With less than one year in the new College Football Playoff system, coaches and at least one commissioner are already breaking ranks and not fully supporting the new setup.

According to ESPN’s Brett McMurphy, 44 percent of 103 coaches who participated in a poll preferred an eight-team playoff structure. Only 29 percent preferred the current setup. While 17 percent want to expand the playoff to 16 teams.

“Most of the coaches who want an eight-team playoff believe it should consist of the conference champions from the Power 5 leagues plus the next three highest-ranked at-large teams, or the top-ranked Group of 5 champion and the two highest-ranked at-large teams,” McMurphy reported.

The poll comes on the heels of ACC commissioner John Swofford saying teams -- and, by extension, conferences -- will be unhappy once the final playoff rankings are released.

“I don’t think all the controversy’s going to go away,” Swofford told The Herald-Sun. “You have four teams that get a chance to play for the national championship, which is twice as many as before, but whoever’s fifth or sixth is not going to be happy. There will be some conferences that won’t have a team in the playoff.”
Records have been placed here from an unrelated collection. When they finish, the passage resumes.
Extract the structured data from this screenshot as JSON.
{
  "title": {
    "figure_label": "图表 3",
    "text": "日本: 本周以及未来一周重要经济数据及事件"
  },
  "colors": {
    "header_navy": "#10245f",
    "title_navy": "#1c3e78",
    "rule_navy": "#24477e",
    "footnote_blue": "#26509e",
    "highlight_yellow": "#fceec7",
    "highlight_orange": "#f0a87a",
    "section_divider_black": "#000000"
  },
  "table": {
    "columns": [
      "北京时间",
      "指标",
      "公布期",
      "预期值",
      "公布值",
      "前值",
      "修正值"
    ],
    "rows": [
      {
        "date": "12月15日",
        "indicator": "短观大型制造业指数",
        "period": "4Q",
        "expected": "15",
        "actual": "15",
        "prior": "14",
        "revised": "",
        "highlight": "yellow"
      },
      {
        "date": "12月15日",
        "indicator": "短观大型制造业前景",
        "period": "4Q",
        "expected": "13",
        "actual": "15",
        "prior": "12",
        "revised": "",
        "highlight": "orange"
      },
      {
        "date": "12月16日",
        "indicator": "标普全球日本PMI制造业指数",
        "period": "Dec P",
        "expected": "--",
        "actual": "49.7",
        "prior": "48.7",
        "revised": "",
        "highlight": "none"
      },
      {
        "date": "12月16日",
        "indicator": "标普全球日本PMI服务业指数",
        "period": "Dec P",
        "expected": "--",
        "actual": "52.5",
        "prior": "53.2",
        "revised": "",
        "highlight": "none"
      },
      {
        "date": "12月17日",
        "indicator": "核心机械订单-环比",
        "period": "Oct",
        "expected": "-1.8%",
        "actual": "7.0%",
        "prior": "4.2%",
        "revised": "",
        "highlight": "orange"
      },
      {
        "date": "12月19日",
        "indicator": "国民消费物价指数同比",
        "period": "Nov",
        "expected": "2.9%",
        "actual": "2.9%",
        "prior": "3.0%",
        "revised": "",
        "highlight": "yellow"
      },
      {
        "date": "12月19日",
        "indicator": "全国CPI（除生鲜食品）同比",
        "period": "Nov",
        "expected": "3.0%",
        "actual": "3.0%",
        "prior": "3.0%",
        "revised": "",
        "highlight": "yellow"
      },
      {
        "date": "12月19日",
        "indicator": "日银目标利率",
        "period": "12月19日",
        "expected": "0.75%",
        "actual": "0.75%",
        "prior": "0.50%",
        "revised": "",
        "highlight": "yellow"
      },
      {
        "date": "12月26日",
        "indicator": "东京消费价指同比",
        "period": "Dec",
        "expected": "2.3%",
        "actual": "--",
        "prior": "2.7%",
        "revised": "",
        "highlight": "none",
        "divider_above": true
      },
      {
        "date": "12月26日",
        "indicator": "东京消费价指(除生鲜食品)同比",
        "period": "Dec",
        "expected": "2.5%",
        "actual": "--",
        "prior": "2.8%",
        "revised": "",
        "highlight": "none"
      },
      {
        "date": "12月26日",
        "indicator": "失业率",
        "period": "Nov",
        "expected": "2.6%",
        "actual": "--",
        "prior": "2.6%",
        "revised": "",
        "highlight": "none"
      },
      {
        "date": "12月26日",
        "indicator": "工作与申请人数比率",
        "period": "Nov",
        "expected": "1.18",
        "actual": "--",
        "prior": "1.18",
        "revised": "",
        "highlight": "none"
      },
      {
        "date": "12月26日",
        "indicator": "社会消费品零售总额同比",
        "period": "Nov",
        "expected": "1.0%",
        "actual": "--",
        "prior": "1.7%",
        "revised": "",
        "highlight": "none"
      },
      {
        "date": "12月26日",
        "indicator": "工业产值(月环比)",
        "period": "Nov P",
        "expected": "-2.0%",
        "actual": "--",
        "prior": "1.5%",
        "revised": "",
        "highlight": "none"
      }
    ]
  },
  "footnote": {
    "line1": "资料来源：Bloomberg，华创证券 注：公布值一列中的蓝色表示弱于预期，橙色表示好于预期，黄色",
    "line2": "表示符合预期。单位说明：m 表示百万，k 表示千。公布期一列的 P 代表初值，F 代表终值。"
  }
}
Commissioners are already preparing for the possibility of not having a team among college football’s final four. Currently, the Big Ten and Big 12 Conferences would be left out of the mix based on the current rankings.

However, change isn’t expected any time soon. The current agreement for a four-team playoff is in place for the next 12 years, and College Football Playoff executive director Bill Hancock said that “there has been no discussion of expanding.”

Even though Swofford views an eight-team playoff as “ideal” and the majority of coaches currently support that notion, it’s not going to happen any time soon.